Removing stopwords is a common thing in text processing – normally I’d use a standard list of stopwords (e.g. Porter) for this, but I didn’t want to miss any industry-specific terms that might be on those lists, so I built my own stopword list.  For development data, you’ll probably do this a lot too, e.g. “crisis” isn’t a really useful term to find when you’re working on crisis information.  So I built a histogram (minus stopwords): the top 10 words in it were:  estate (26), real (26), development (12), design (11), manage (11), planning (11), sales (11), investment (10), senior (8), portfolio (8).

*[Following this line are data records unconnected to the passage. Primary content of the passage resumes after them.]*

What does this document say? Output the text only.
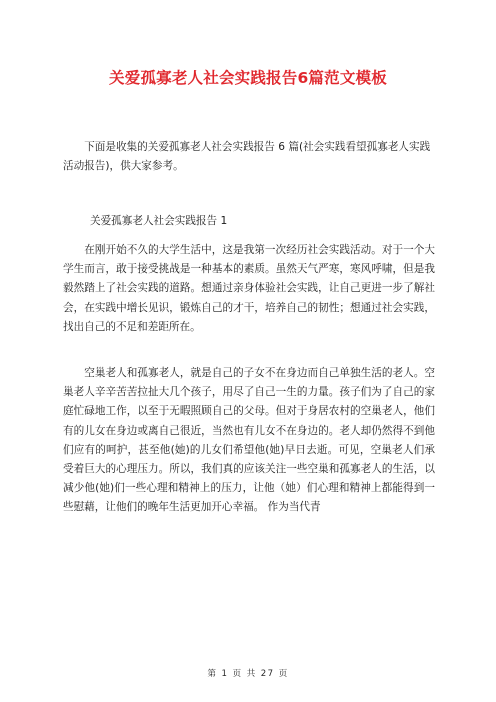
关爱孤寡老人社会实践报告6篇范文模板

下面是收集的关爱孤寡老人社会实践报告 6 篇(社会实践看望孤寡老人实践活动报告)，供大家参考。

关爱孤寡老人社会实践报告 1

在刚开始不久的大学生活中，这是我第一次经历社会实践活动。对于一个大学生而言，敢于接受挑战是一种基本的素质。虽然天气严寒，寒风呼啸，但是我毅然踏上了社会实践的道路。想通过亲身体验社会实践，让自己更进一步了解社会，在实践中增长见识，锻炼自己的才干，培养自己的韧性；想通过社会实践，找出自己的不足和差距所在。

空巢老人和孤寡老人，就是自己的子女不在身边而自己单独生活的老人。空巢老人辛辛苦苦拉扯大几个孩子，用尽了自己一生的力量。孩子们为了自己的家庭忙碌地工作，以至于无暇照顾自己的父母。但对于身居农村的空巢老人，他们有的儿女在身边或离自己很近，当然也有儿女不在身边的。老人却仍然得不到他们应有的呵护，甚至他(她)的儿女们希望他(她)早日去逝。可见，空巢老人们承受着巨大的心理压力。所以，我们真的应该关注一些空巢和孤寡老人的生活，以减少他(她)们一些心理和精神上的压力，让他（她）们心理和精神上都能得到一些慰藉，让他们的晚年生活更加开心幸福。 作为当代青

第 1 页 共 27 页
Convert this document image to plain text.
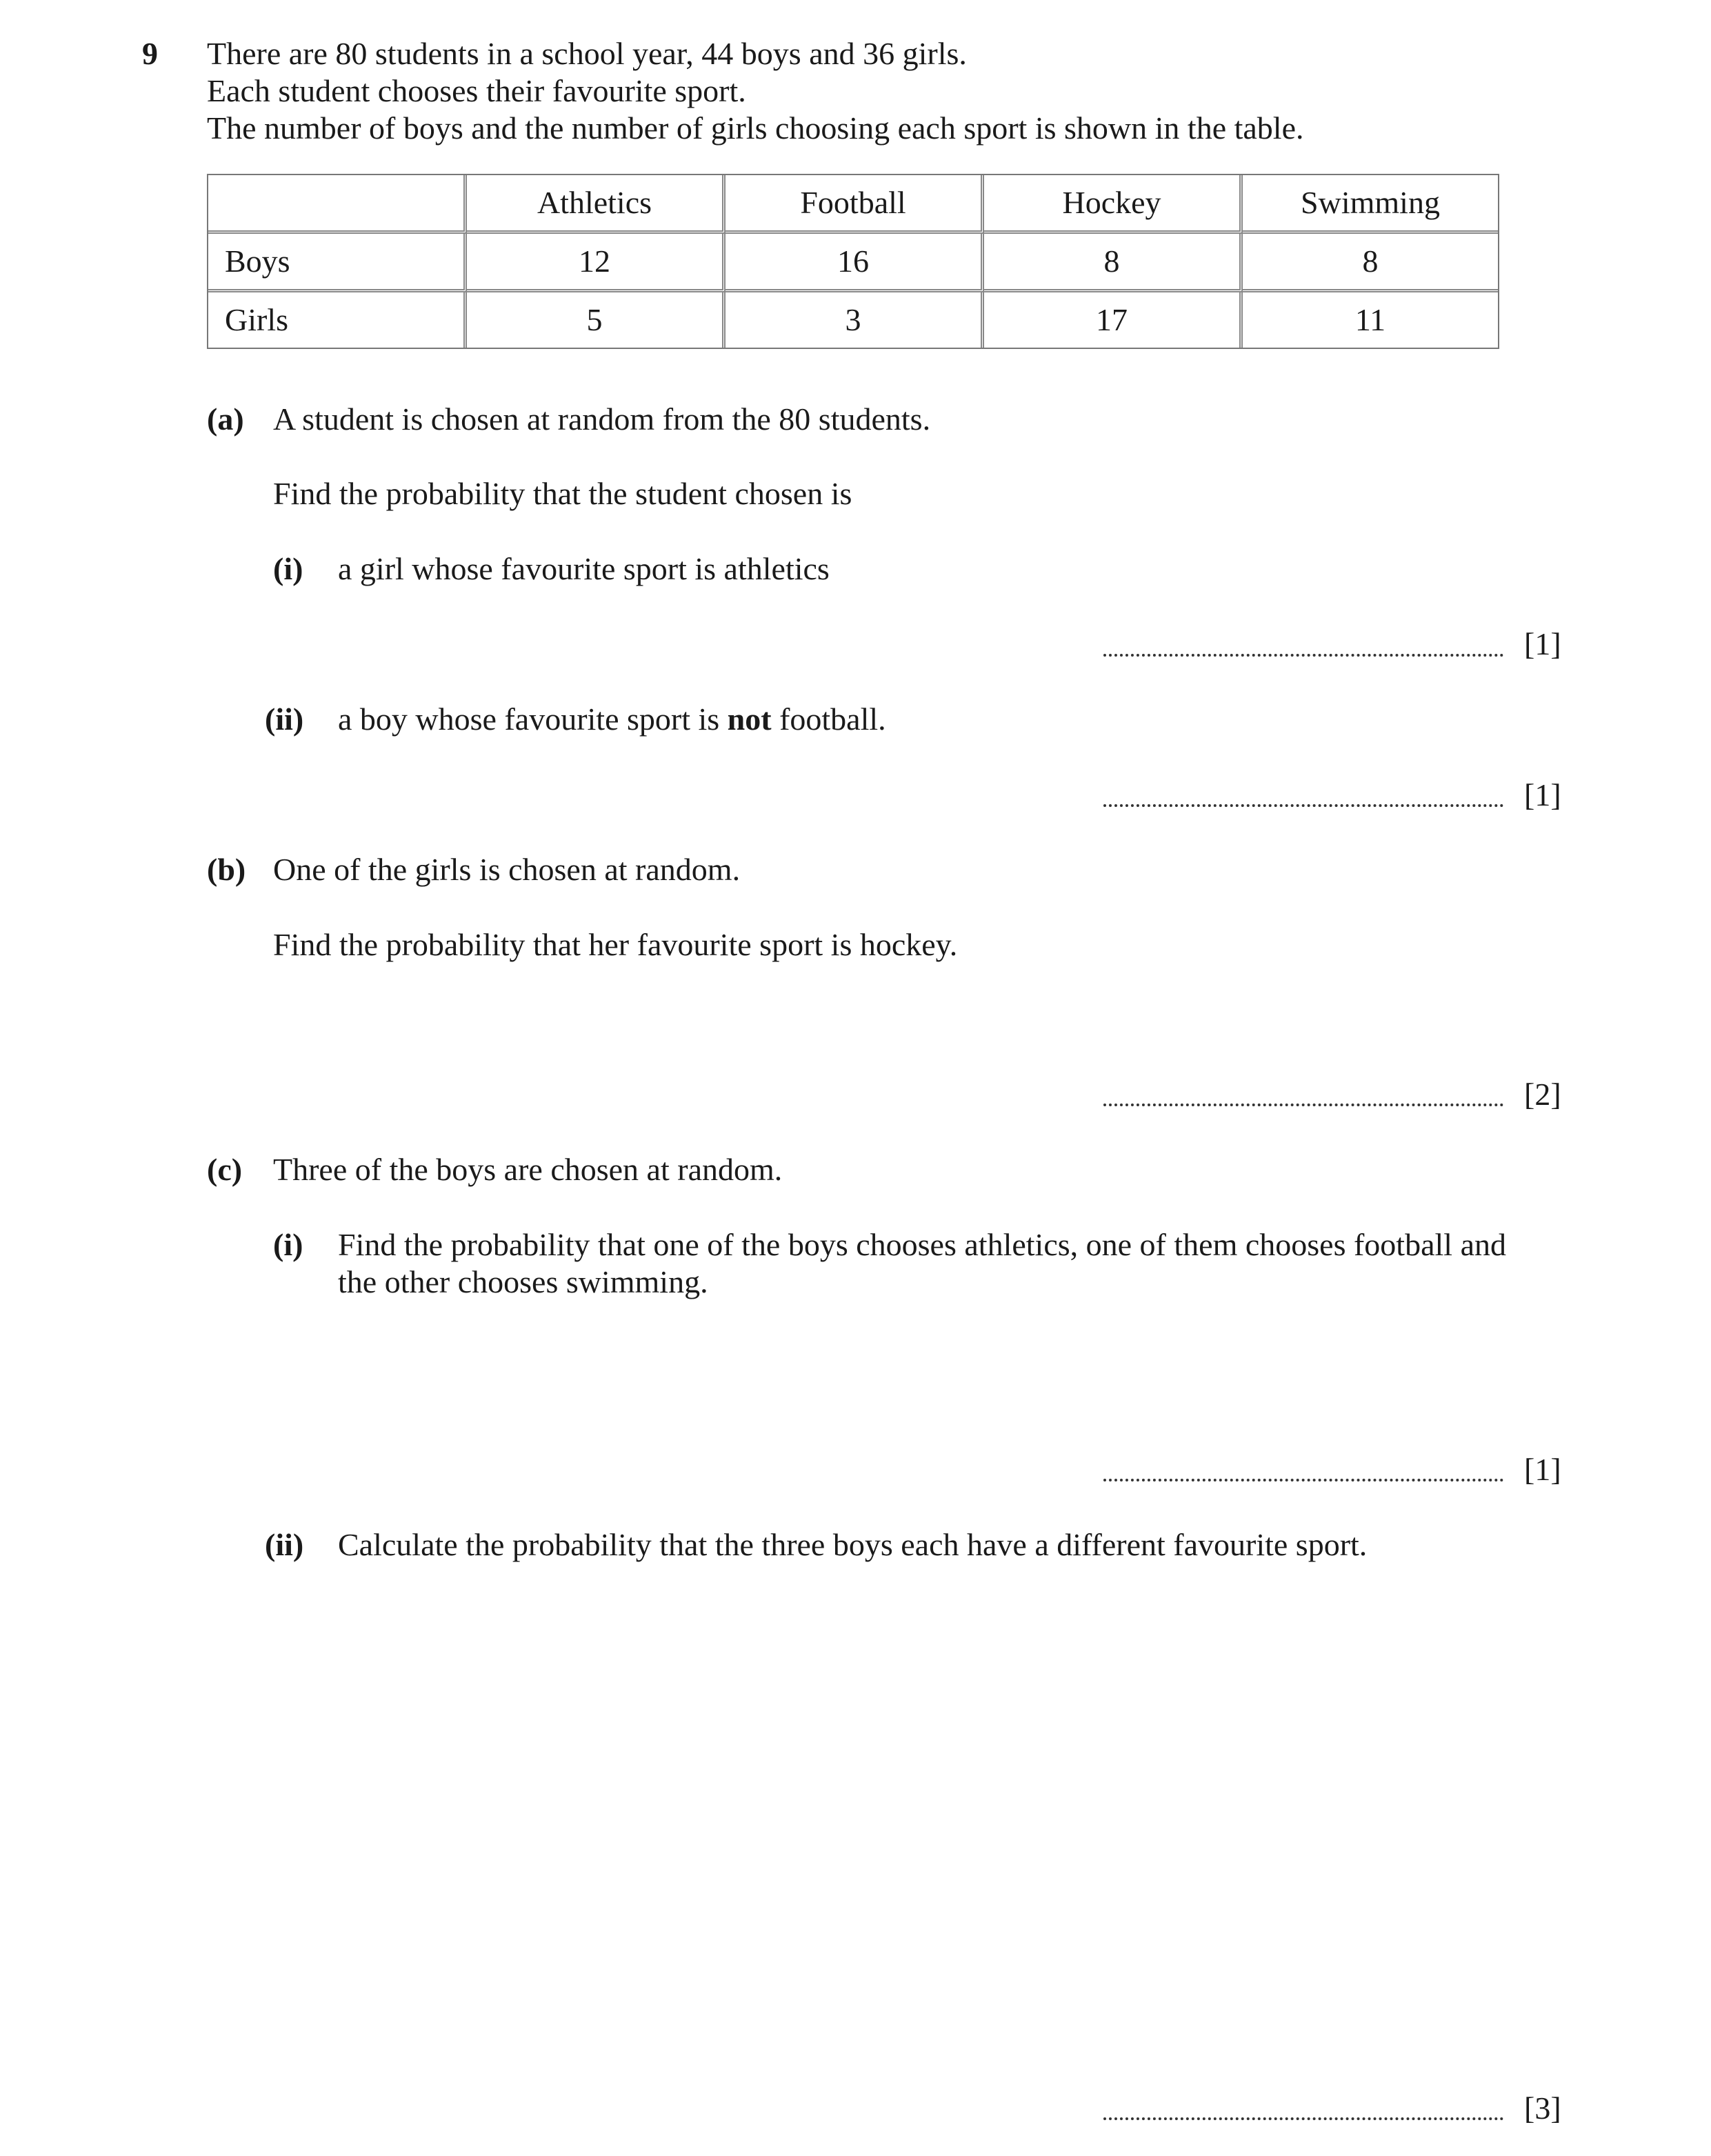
9 There are 80 students in a school year, 44 boys and 36 girls.
Each student chooses their favourite sport.
The number of boys and the number of girls choosing each sport is shown in the table.
	Athletics	Football	Hockey	Swimming
Boys	12	16	8	8
Girls	5	3	17	11
(a) A student is chosen at random from the 80 students.
Find the probability that the student chosen is
(i) a girl whose favourite sport is athletics
[1]
(ii) a boy whose favourite sport is not football.
[1]
(b) One of the girls is chosen at random.
Find the probability that her favourite sport is hockey.
[2]
(c) Three of the boys are chosen at random.
(i) Find the probability that one of the boys chooses athletics, one of them chooses football and
the other chooses swimming.
[1]
(ii) Calculate the probability that the three boys each have a different favourite sport.
[3]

I showed this to Dan and he said “great – but what about pairs of words”. .. something that might have been triggered by the top 2 words on that list (“real” and “estate”).  So I modified the code to produce a histogram of adjacent words, and got: real estate (26), new york (5), trade marketing (4), job description (4), estate portfolio (4), senior strategist (4), city area (3), estate investment (3), funding approvals (3), area job (3).

I could have continued this – looking for chains of words, e.g. “real estate” linked to “estate portfolio” etc., and linked it to a jobsite scraper to automatically alert Dan to jobs that were similar to his “interesting” ones (you’ve probably worked out by now that he’s a real estate architectural designer), but the lists enough were enough for him: he got search terms that he hadn’t thought of, and is happily sifting through sites with them.  Which is another lesson to learn: sometimes a seemingly simple thing will have enough of an effect to make a user happy, without needing complex analysis.  Unless you’re playing with a dataset out of curiosity, that’s often a good place to stop.